The response of an arrhythmia to entrainment is of critical importance in understanding its mechanism and guiding ablation. In performing this analysis, particular attention is paid to the post-pacing interval and to the sequence of atrial and ventricular events after pacing is discontinued.

The time between the electrogram that resulted in the last entrained beat (N3 in the example above) and the onset of next electrogram measured from the stimulation site is referred to as the post-pacing interval. When the difference between the post-pacing interval and the tachycardia cycle length is 30 ms or less, the pacing site is considered to be within the reentrant circuit. The ability to determine if a particular location is within the circuit is of paramount importance in deciding where to perform ablative therapy. A classic example of this is seen in the treatment of atrial flutter in which the operator confirms that they are “in the circuit” by entrainment before ablating the circuit.

The sequence of events that follows the cessation of entrainment are also key to understanding the nature of an arrhythmia. This sequence of events can be of particular use in distinguishing a focal atrial tachycardia from a reentrant supraventricular tachycardia. In atrial tachycardia, the atrial activation does not depend on ventricular activation; therefore, one expects to see an “A-A-V” response to entrainment. On the contrary, a reentrant supraventricular tachycardia displays an “A-V” response.



Medication Summary

While not mandatory, there are several medications that may be employed during the use of programmed stimulation. The choice of agent is dictated by the clinical arrhythmia being investigated.
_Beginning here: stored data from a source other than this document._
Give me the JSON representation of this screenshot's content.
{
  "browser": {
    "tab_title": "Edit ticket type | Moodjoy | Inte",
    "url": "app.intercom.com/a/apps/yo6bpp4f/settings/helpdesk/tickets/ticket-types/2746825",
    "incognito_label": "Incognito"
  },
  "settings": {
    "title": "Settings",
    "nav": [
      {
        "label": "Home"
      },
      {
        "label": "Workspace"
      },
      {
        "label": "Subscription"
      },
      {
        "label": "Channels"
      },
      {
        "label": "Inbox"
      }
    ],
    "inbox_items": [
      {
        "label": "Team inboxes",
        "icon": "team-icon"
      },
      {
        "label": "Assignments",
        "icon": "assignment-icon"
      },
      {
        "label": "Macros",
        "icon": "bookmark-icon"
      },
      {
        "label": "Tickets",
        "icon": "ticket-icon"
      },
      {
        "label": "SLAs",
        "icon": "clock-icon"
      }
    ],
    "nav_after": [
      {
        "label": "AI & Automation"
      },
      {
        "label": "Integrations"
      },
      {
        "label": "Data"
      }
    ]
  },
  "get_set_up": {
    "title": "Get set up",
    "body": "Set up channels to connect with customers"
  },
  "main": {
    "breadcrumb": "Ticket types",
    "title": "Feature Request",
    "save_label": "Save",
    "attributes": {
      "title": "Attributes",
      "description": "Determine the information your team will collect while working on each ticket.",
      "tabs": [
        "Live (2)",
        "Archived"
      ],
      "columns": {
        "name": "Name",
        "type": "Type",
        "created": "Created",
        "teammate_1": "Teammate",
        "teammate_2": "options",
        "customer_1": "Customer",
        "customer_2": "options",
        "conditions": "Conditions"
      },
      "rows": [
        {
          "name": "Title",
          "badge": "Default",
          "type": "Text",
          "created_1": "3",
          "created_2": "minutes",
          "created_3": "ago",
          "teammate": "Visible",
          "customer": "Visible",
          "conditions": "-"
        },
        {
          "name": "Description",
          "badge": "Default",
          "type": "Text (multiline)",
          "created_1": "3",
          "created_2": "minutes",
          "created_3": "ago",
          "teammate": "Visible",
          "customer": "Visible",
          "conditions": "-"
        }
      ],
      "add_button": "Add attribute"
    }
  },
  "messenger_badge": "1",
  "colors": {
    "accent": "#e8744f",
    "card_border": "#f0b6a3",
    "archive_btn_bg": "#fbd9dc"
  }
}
In the case of atrioventricular (AV) nodal reentrant tachycardia (AVNRT) for example, the operator may choose to use a positive chronotropic agent such as isoproterenol to aid in inducing or sustaining the arrhythmia as well as to confirm the success of ablation. Other agents commonly employed in the electrophysiology laboratory during programmed stimulation might include beta blockade, adenosine, non-dihydropyridine calcium channel blockers, or ibutilide, as well as other medications depending on the clinical scenario.

Beta1/Beta2 Adrenergic Agonists

Isoproterenol (Isuprel)

Isoproterenol accelerates AV conduction and decreases the QT interval by increasing the heart rate and reducing temporal dispersion of repolarization.

Beta-Blockers, Beta-1 Selective

Metoprolol (Kapspargo Sprinkle, Lopressor, Toprol XL)

Metoprolol is a selective beta-1 adrenergic receptor blocker that decreases the automaticity of contractions. During intravenous administration, carefully monitor blood pressure, heart rate, and ECG.

Antidysrhythmics, V

Adenosine (Adenocard, Adenoscan)

Adenosine transiently blocks conduction through the AV node. It can interrupt reentry pathways through the AV node and restore normal sinus rhythm in paroxysmal SVT, including paroxysmal SVT associated with Wolff-Parkinson-White (WPW) syndrome. Adenosine has a short half-life. It is the preferred medication for IV administration to terminate AVNRT because of its rapid metabolism and generally good safety profile.

Antidysrhythmics, III

Ibutilide (Corvert)

Ibutilide can terminate some atria tachycardias. Ibutilide works by increasing the action potential duration and, thereby, changing atrial cycle-length variability.